Ya’kûb aleyhisselâm; “Onu kurt yemesinden korkarım” sözü ile oğullarına
ipucu verdi. Yûsuf'un başına getirdikleri işlerinden dönüşlerinde, babalarına verecekleri
cevâbı onun ağzından aldılar. Çünkü onlar, o zamana kadar, kurdun insanı

yiyebileceğini bilmiyorlardı. Âlimlerimiz buradan kişinin hasmına hüccet, ipucu telkin
etmesinin uygun olmadığını anlamışlardır. Nitekim hadîs-i şerîfte; “Bela, ağızdan
çıkan söze bağlıdır” buyruldu. Diğer bir hadîs-i şerîfte ise; “İnsanlara hüccet
telkin etmeyiniz (ipucu vermeyiniz), sonra yalan söylerler” buyruldu.

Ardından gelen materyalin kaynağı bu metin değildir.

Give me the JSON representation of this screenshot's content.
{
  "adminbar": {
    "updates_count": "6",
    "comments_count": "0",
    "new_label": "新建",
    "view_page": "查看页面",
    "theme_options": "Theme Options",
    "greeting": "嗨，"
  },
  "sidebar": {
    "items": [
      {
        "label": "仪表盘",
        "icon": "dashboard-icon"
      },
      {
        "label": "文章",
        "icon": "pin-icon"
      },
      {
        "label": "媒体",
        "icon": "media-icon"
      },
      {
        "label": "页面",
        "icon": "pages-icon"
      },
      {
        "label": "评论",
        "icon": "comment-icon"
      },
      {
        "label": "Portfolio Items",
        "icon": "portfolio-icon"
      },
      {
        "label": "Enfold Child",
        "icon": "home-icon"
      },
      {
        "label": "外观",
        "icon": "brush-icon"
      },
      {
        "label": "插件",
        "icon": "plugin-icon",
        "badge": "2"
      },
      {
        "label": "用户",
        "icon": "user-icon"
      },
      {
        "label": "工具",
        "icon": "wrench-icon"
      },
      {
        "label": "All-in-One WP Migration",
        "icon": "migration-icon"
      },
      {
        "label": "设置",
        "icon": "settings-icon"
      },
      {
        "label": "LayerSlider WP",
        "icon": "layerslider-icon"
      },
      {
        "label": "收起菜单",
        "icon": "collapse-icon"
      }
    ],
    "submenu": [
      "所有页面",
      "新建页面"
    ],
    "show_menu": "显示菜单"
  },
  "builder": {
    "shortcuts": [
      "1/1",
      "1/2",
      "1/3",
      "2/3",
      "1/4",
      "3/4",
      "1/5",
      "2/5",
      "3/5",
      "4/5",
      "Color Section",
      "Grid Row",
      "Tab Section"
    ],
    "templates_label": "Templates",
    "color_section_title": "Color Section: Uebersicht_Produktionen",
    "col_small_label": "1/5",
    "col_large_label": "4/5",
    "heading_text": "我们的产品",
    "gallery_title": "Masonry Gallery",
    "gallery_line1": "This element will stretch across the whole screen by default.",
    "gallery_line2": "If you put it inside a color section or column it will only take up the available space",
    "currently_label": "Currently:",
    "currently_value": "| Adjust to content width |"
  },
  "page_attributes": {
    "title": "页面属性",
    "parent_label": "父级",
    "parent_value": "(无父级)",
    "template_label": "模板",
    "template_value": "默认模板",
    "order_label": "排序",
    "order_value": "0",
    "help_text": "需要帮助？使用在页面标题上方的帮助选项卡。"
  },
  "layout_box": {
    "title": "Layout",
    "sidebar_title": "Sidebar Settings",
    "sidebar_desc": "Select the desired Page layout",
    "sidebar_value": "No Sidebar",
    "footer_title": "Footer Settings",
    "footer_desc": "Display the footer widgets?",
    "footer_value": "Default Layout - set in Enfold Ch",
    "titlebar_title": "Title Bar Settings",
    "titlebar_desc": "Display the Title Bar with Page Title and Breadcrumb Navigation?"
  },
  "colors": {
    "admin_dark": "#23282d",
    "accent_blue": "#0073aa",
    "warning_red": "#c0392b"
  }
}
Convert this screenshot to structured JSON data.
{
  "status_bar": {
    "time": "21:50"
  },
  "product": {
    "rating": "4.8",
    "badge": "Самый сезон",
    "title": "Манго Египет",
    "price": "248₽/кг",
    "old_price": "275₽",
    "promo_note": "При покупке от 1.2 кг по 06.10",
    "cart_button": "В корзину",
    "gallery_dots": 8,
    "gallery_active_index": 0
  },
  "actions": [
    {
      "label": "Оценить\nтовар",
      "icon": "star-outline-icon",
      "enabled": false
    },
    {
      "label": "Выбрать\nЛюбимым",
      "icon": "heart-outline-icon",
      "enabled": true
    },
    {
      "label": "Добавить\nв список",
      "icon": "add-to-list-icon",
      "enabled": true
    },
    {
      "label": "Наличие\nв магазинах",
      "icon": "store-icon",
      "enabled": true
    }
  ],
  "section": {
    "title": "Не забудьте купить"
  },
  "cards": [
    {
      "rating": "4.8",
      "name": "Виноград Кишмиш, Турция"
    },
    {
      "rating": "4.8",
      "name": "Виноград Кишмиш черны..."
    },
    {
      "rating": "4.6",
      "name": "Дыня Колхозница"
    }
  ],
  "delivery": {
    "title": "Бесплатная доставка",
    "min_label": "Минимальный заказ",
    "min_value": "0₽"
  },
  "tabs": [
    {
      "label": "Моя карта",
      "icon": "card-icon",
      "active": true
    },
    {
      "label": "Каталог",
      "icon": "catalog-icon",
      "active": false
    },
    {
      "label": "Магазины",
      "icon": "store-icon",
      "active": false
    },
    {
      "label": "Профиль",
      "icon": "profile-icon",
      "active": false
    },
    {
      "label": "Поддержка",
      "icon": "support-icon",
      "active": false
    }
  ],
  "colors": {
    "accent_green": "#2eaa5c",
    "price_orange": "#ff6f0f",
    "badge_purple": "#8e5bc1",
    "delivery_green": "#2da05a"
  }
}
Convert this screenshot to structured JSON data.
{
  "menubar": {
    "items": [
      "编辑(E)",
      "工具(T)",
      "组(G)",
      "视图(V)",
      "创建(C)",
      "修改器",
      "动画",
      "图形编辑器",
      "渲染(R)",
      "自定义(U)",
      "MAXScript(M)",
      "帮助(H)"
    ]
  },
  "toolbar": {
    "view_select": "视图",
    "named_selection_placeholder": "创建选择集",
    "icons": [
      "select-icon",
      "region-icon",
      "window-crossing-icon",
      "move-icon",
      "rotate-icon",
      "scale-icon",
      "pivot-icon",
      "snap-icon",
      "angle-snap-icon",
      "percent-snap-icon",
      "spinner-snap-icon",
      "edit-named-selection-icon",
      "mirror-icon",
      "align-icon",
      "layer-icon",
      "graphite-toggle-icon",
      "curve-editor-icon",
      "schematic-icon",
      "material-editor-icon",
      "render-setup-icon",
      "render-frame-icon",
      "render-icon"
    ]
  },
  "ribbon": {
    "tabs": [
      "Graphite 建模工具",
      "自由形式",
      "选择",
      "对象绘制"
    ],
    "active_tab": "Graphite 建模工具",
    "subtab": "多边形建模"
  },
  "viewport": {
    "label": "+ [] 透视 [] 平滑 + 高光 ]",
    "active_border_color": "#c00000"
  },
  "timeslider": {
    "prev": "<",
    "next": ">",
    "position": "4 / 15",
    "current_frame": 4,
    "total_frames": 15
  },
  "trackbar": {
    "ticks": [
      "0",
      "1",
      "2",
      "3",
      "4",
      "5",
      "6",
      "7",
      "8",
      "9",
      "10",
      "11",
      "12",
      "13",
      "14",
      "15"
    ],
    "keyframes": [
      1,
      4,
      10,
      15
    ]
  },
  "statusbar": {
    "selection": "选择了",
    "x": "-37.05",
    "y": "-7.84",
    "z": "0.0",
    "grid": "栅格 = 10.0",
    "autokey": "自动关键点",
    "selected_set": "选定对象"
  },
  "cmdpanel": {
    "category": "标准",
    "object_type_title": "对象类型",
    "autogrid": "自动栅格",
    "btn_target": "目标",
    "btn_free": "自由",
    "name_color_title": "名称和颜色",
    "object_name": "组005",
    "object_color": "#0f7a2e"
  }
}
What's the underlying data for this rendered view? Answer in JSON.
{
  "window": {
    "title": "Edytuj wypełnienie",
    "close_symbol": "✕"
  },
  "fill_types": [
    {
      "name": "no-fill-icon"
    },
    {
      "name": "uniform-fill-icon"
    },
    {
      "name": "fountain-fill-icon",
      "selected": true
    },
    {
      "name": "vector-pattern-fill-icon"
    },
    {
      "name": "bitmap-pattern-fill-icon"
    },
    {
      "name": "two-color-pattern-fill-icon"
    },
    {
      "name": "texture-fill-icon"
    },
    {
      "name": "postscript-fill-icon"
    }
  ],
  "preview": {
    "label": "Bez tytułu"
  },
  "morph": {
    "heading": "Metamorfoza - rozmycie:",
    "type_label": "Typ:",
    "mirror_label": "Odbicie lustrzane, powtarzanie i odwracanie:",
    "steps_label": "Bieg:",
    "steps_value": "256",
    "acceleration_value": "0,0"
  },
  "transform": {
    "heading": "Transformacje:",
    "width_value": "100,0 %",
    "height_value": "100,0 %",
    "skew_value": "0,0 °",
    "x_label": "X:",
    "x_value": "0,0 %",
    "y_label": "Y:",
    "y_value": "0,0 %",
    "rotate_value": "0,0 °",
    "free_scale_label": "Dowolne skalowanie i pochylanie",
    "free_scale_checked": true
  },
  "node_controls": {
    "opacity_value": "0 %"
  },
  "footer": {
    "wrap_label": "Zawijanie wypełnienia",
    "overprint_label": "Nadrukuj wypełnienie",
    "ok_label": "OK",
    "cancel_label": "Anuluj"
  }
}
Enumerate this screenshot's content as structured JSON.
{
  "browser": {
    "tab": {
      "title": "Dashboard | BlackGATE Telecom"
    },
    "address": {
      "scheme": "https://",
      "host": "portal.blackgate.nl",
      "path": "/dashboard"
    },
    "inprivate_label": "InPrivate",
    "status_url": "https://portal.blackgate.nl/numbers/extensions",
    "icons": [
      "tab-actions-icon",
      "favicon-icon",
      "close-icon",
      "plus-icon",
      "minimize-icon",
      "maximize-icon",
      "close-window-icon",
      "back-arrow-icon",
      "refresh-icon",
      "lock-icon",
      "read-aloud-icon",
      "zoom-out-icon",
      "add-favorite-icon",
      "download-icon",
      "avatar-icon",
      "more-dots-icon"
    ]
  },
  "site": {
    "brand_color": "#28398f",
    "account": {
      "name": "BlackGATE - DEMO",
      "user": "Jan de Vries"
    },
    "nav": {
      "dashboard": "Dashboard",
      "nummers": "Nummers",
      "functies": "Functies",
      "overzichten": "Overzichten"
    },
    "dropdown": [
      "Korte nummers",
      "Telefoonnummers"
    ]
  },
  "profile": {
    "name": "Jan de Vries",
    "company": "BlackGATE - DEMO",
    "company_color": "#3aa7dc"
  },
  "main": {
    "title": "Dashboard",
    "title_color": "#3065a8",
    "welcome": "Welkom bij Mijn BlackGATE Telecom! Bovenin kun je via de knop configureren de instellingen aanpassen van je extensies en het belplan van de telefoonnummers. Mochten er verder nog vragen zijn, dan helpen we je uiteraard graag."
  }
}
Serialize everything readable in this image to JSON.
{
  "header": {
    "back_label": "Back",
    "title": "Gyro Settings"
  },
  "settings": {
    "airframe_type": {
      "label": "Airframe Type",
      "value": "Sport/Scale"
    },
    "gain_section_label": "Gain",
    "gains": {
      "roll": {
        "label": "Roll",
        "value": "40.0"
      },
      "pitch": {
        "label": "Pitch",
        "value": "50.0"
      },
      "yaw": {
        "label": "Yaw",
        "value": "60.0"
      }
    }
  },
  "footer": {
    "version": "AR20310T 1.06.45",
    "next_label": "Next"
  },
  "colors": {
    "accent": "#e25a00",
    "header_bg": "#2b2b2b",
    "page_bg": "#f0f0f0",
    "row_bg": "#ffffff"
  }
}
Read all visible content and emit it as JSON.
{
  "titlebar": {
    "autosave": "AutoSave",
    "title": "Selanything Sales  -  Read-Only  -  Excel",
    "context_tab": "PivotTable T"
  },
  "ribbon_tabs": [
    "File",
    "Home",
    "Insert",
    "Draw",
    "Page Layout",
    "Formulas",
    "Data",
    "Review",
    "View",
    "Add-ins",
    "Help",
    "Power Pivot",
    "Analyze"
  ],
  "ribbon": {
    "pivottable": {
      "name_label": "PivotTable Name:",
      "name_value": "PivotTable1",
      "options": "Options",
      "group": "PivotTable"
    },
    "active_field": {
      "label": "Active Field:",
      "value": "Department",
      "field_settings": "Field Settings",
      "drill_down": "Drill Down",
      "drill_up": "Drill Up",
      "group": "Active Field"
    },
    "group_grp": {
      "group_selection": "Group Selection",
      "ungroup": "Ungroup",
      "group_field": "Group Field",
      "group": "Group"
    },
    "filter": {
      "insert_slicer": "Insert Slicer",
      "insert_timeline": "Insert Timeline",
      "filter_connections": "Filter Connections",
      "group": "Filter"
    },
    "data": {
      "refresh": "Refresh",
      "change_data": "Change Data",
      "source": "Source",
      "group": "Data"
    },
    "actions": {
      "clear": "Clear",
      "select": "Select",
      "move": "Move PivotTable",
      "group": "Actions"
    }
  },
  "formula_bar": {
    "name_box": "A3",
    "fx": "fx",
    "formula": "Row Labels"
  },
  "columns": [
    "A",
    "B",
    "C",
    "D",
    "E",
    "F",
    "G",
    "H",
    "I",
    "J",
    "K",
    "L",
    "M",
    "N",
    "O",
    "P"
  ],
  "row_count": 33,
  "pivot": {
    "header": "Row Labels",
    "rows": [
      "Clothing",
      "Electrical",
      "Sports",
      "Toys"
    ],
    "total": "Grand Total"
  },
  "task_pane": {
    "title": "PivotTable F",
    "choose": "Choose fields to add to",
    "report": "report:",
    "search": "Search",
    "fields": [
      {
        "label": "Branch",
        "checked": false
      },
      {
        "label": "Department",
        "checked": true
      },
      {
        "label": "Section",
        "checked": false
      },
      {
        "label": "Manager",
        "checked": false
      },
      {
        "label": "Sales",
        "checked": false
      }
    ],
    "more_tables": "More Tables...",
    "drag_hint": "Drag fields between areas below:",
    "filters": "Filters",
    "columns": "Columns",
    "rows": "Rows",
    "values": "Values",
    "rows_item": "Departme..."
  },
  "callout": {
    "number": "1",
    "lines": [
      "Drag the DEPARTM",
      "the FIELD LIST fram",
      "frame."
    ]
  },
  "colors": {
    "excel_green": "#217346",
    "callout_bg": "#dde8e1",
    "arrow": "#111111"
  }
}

Ya’kûb aleyhisselâm, Yûsuf'u (aleyhisselâm) vermemek için oğullarına iki şeyi
mâzeret olarak gösterdi. Birinci olarak, ondan ayrılmanın kendisini mahzûn edeceğini,
hattâ onun ayrılığına tahammül edemeyeceğini söyledi. İkinci olarak, aralarında yarış
yaparken unutup, lâzım gelen ihtimamı, gösteremeyerek onu kurda yedirmelerinden
korktuğunu söylemesi idi. Babalarının bu sözlerine karşı oğulları, ondan ayrılığının
fazla sürmeyeceğini, kısa bir müddet sonra döneceklerini hissettirdiler. Bu sebeple,
babalarının; “Onu götürmeniz beni mahzûn eder” sözü üzerinde durmadılar.
Yûsuf aleyhisselâmı berâberlerinde götürmelerine en kuvvetli mâni olan kurt yemesi
mevzûuna geçtiler. Babalarını bu husûsta iknâ etmeleri lâzımdı. Bu sebeple, babalarına
yemîn ederek; “Biz kuvvetli bir cemâat iken onu kurt yerse, âciz ve güçsüz
kimseler olmuş oluruz” dediler. Yûsuf aleyhisselâmın kardeşlerinin böyle bir işi
yapmaya kalkışmaları bir çok günâhları ihtivâ etmektedir. Onlar, akrabâ ile alâkayı
kesmek, ana-babaya karşı gelmek, günâhsız bir kimseye (Yûsuf'a) merhamet
etmemek, emânete hıyânet etmek, verilen sözde durmamak, babalarına yalan
söylemek gibi günâhları işlediler. Ancak Allahü teâlâ, hiç kimsenin rahmetinden ümîd
kesmemesi için onların bütün bu günâhlarını affeyledi. Nitekim “Tefsîr-i Mazharî”
müellifi Senâullah-ı Pâni-pütî hazretleri; “Belki, Allahü teâlânın onların bütün bu
günâhlarını af ve mağfiret buyurmasının sebebi, onların babalarına
(Ya’kûb aleyhisselâma) aşırı derecedeki sevgilerindendir. Onların babalarına karşı
sevgileri, onun bir başkasına teveccüh ve iltifât etmesine bile tahammül edemeyecek
kadar çoktu. Zâten onların böyle günâhlara düşmeleri de, babalarına karşı olan bu aşırı
sevgilerinden idi” buyurdu.

Bâzı âlimler de şöyle buyurdular: “Onlar, Yûsuf aleyhisselâmı öldürmeye karar
vermişlerdi. Ancak Allahü teâlâ, bu kötü işi yapmaktan onları muhâfaza eyledi. Şâyet
Yûsuf aleyhisselâmı öldürselerdi, hepsi helâk olurlardı.”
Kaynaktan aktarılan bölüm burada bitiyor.